This made-in-Spain production is a giant-size, three-hour, sweepingly pictorial entertainment. It probably tells all that most film fans will want to know about the glory, grandeur and greed of Rome.
The production reeks of expense – harness and hay for all those horses, arroz con pollo for all those Spanish extras, annuities for all those stars. Attention will focus upon the marblesque replica of downtown Rome in pagan days with temples, squares, forums, statuary, mosaic floors, columned chambers, luxury suites and a plunge for Caesar. If these sets cost a fortune they pay off in stunning camera angles.

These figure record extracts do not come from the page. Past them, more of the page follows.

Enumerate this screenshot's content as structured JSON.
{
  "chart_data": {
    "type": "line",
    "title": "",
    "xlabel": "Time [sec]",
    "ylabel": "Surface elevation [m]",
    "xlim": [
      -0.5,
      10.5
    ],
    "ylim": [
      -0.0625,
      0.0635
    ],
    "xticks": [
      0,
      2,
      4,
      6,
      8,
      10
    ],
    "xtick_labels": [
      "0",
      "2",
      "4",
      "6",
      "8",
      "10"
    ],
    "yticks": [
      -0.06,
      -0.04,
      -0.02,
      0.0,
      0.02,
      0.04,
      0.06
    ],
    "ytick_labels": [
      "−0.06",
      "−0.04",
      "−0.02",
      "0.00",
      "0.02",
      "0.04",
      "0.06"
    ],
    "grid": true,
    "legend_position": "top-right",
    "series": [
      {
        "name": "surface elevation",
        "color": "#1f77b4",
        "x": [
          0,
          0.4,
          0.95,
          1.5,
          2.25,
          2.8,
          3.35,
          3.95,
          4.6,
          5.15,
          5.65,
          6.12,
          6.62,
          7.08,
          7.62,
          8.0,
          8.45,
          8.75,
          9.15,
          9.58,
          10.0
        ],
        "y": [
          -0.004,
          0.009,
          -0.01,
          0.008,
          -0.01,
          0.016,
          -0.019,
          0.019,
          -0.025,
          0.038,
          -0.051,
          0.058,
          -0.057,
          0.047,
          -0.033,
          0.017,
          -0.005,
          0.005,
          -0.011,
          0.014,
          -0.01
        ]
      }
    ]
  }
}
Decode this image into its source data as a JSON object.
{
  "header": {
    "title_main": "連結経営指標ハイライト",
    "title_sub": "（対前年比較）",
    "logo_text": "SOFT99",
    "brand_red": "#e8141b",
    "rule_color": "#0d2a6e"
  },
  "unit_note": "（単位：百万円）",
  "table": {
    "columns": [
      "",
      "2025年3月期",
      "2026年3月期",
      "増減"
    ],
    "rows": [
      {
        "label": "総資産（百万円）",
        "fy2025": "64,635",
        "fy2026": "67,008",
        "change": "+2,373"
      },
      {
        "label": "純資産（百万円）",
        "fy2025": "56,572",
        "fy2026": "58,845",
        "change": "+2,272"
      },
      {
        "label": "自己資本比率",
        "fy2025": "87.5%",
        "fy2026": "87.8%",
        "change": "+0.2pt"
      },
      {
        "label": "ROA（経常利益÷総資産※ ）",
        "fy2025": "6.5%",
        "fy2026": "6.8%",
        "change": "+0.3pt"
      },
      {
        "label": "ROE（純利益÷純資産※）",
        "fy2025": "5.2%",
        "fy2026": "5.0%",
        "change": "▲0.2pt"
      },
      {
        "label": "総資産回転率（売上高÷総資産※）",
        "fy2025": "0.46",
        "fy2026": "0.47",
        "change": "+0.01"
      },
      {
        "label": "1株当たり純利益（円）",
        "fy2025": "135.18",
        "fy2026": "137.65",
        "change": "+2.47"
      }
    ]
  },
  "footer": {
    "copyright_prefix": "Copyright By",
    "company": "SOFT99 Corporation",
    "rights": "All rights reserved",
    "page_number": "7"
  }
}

The story gets under way speedily. Marcus Aurelius (Alec Guinness) has been compaigning for years in the bleak northern frontiers of Rome. He is dying and knows it, intends to disinherit his undependable son and neglects to do so. Stephen Boyd, a true-blue Tribune, will not claim the succession but instead supports the son, his old wrestling club chum Commodus. The entire subsequent plot swings on the failure of intention of the noble and just emperor to assure the continued peace and prosperity of Rome. In all of which the daughter, played attractively by Sophia Loren, is a desperately unhappy witness and victim.
There is much dialog about the factors which favor, and which oppose, good relations among peoples. The arrogance and cynicism in the Senate is part and parcel of the decline, as much as the vain and cruel Commodus, a man quick with the torch to homes, merciless in the ordering of wholesale crucifixions.
This anti-intellectual sadist is played with smiling malice by Christopher Plummer. He, Guinness and James Mason as a cultivated and honorable Roman minister to Marcus Aurelius pretty much wrap up the acting honors.